When I think of what live to give means to me so many things come to mind. I never personally knew Cory, but I have learned so many amazing things about him and the legacy he left behind. The live to give philosophy to me hits home in a big way. Growing up I never had it easy, but I never knew what God had planned for my family when I got older. Shortly after I graduated college I found out that my father was diagnosed with carcinoid cancer which is a very rare form of cancer. I know many of you are wondering what that is. I also wondered the same thing. My dad has tumors on his lungs that grow slower than normal types of lung cancers. Once I found out what this cancer was immediately I went to the Internet to see what I could do to help out. I found a walk in New York that I was so excited to be a part of. What I didn't know was that I was about to be hit with some terrible news. The walk was set for November and I was on a roll with raising money for the Carcinoid Cancer Awareness Network, but I received a phone call a few months prior to the walk that would forever change my life.

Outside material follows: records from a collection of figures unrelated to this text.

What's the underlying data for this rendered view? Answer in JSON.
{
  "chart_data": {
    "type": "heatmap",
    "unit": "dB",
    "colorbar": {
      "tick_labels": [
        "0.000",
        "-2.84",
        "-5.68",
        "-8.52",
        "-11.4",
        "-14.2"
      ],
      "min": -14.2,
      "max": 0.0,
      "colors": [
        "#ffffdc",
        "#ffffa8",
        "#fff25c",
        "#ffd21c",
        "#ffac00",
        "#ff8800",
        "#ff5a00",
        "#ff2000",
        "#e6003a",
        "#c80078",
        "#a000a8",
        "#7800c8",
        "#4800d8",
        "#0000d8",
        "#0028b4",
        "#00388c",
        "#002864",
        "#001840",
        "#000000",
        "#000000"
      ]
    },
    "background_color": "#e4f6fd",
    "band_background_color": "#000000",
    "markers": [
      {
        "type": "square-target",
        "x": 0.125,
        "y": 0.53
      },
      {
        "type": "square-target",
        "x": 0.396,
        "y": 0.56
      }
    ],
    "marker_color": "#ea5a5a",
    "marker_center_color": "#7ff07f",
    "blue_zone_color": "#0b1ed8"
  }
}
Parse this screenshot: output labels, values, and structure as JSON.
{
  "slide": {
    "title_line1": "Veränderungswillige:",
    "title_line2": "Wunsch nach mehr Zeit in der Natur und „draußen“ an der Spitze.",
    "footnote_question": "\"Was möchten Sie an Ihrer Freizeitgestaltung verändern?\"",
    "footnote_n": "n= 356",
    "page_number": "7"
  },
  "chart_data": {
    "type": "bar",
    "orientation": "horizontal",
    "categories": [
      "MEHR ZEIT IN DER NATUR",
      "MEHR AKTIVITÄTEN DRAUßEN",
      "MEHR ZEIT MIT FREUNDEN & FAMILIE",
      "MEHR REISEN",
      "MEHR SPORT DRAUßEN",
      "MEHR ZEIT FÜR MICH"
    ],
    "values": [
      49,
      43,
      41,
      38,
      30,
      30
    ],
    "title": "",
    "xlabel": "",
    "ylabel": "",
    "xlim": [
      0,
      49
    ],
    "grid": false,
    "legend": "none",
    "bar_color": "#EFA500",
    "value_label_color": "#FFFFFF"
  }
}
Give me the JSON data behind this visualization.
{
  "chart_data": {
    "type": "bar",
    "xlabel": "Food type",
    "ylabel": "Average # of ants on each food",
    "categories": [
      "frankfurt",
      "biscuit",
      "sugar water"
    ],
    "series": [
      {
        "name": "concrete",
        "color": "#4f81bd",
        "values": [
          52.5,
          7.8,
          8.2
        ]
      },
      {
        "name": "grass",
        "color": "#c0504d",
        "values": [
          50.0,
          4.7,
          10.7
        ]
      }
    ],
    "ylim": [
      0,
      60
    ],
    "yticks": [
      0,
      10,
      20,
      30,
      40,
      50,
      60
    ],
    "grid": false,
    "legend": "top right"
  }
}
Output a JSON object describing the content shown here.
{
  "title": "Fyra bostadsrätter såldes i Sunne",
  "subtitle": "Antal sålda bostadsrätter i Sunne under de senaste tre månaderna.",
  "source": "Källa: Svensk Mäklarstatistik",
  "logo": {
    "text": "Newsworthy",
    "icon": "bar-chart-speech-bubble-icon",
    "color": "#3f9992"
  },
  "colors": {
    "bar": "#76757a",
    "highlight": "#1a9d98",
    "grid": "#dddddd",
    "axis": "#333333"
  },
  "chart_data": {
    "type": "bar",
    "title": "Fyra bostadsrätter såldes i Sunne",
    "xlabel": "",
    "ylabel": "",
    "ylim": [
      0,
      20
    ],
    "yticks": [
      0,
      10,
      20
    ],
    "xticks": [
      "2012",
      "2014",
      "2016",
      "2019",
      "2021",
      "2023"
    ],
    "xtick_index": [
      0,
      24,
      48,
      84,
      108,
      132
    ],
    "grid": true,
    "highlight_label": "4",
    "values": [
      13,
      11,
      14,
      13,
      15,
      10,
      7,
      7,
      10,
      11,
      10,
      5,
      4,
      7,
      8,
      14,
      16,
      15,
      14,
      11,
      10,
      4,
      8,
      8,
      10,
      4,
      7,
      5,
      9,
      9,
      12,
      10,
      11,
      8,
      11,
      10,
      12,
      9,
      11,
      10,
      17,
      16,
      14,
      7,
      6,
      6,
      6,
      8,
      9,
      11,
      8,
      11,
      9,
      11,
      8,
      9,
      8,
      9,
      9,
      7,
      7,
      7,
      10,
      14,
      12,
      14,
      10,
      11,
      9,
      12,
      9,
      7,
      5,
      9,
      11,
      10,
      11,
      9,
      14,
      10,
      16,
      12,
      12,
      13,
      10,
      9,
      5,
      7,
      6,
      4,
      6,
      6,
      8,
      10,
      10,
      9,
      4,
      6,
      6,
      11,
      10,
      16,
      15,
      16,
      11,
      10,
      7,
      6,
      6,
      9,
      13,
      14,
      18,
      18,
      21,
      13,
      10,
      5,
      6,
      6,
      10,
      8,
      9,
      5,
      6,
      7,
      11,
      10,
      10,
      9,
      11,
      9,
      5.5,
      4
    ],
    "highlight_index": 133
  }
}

At the end of August 2013 I went to the eye doctor for a routine eye exam. She noticed my left eye was bulging out a little bit so she ordered a CT scan. We thought maybe it was a sinus behind my eye that was causing the headaches I was constantly having. The day after my scan I got a phone call from my doctor -- something I will remember for the rest of my life. It started out with some big medical term, but what I recall from that conversation was "you have a tumor putting pressure on your brain." I was at work and I didn't know how to react so I immediately called my dad and told him the news. The doctor did say that it was benign and that's probably the most reassuring word in the English language to me. I had headaches for 7 years so it was nice in a weird way to finally have an answer. I didn't have a choice when it came to surgery my tumor was the size of a golf ball which for an acoustic neuroma as they called it is very large. I was diagnosed in very early September and I had a 10 hour surgery on December 4,2013. Leading up to the surgery I was scared, but the only way I was going to get through that was to stay positive. To this day people tell me how amazing I was through the whole thing. My doctor told me it couldn't have gone better and I believe that my belief that everything happens for a reason was part of that. My tumor was benign and that is a huge thing in itself. They got 98% of it out with the surgery! I don't have headaches and migraines anymore and for those of you that suffer from migraines will know that this was a gift in a way. I believe that my attitude got me through the darkest days of my life. What I did as soon as I was diagnosed was find an organization that I could donate my time to. I found the National Brain Tumor Association which is based right here in Boston. For the last two years I have raised money for brain tumor awareness and have walked in the Boston Brain Tumor Walk. I am two and a half months post op and I have never felt better. I am completely deaf in my right ear as a result of the surgery, but if that's the only side effect that I have to deal with I will gladly take it. As far as my father goes he is doing great and we just recently got the news that the tumors on his lungs are shrinking!
I feel that now that I have gone through something like this I am here to "live to give". By giving my time to something so close to my heart I know that I am helping other people to be able to get through the darkest times of their lives and educate people on something they may not be so aware of. I wasn't aware of Cory's condition and what he went through on a daily basis, but through this organization I have learned a lot about Cory and what he went through. This was Cory's mission - to educate people like me on what he had. I can only hope that I am doing the same thing through my live to give philosophy.